One of my Rome apartments had a funny dilemma, too. It had two bathrooms next to each other (strange and silly, I thought, when they could have made one big, lovely bathroom), and only the smaller one had a free-standing shower for me to use; the other one had a much-too-high and slippery tub with a hose shower and it wasn't appealing in any way. The small bathroom required moving sideways to get to the shower, and it had, unfortunately, a very, very small shower. To make matters worse, the shower had a silly curtain that floated freely and interfered with the little space inside the shower. It wasn't very pleasant.

Since the Italian bathrooms are usually pretty small rooms, I have seen some pretty clever showers that fit in corners or otherwise maximize the available space. There are nice roomy triangular ones with retracting glass doors, good seals and nice shower heads; and then there are the others.

Here in Spoleto I have one of the 'others', and it is pretty funny. It is a small square shower cube, with fully retractable opaque (why? increases the claustrophobia, I find) doors on the two sides that are not facing the wall. The large showerhead is about 10 feet above the ground and, therefore, unreachable and impossible to adjust. I think they must have made the decision to invest in a large shower head and then realized that it was really and truly too large for the small space, thus necessitating the current high placement so that the water wouldn't flood out anyone attempting to shower. The end result is that the full force of the raining waterfall is inescapable, and the small space renders it impossible to move to avoid getting every head and body part, even the clean and dry ones, soaked instantly.

My current shower is the only one I have photographed, previously choosing not to preserve the memories.


Another necessity, for me, is a cleaning person to make my bathroom(s) as clean as possible. This adventure, also, has been interesting.

In Florence, the owner recommended his cleaning person, a lovely small young man from Morocco, who knew my apartment and was efficient and clever and reliable. He also understood no English, and I was at the very beginning of my Italian journey; we didn't communicate much!

In Ortigia, Maria, who also works for Giuseppina, was wonderful. She knew my apartment and knew how to take care of it, and she certainly did a great job. I loved it all. Since she was in the building a lot, keeping Giuseppina's apartments and the whole place in good order, I thought of her as part of the whole experience. Maria was lovely and sweet and happy to have Giuseppina as such a good employer; they were friends and shared the joy of Maria's smart and adorable son, who was often also around a lot. Maria spoke a little English, and my Italian was improving and Giuseppina was often available to translate, so we could be pretty clear with each other, fortunately.

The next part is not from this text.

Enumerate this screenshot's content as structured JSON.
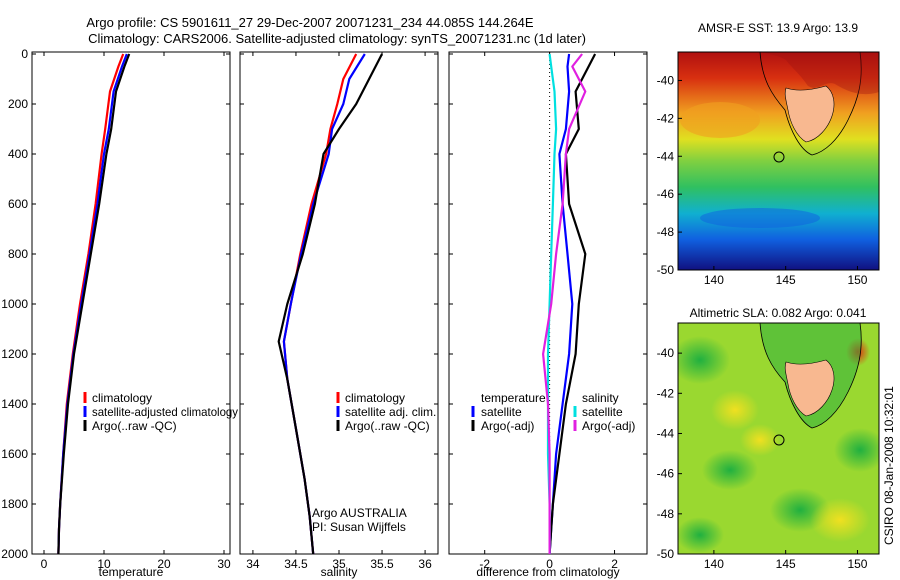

In Rome, my strange and overly frugal landlady's cleaning person came to my apartment a couple of times, and I never even met her.

So now, here in Spoleto, I have had my apartment cleaned by Joanna, who works for my landlords, but she got too busy. So a friend recommended Daniela, who comes each week, huffing and puffing up the stairs and talking incessantly.

I don't quite understand Daniela, and she apparently doesn't quite understand me, either. It has taken me a while to catch on, but it seems that, even after we have a conversation (in Italian) with, I believe, clarity on both sides, I am disappointed and astounded. Even my "per favore, comincia in il bagno o in l'altra camera" (please start in the bathroom or in the other room), and even after her total oral agreement, she determinedly stays in the kitchen, chatting away, where I am frantically trying to finish some project. By design or by mistake or by misunderstanding? I just don't know.

And the other day I told her (so I thought) that next Thursday wasn't good for me, that the only good day next week would be Tuesday, and that 10 a.m. would be a good time for her to come. We made the date, I repeated the day and time, and we were all set, I assumed. About 10 minutes later, as I was leaving, I said, "a martedi" (see you Tuesday), and she screamed, "NO, a giovedi!" (NO, see you Thursday!). We had to start all over again. Again, the whole thing is pretty funny.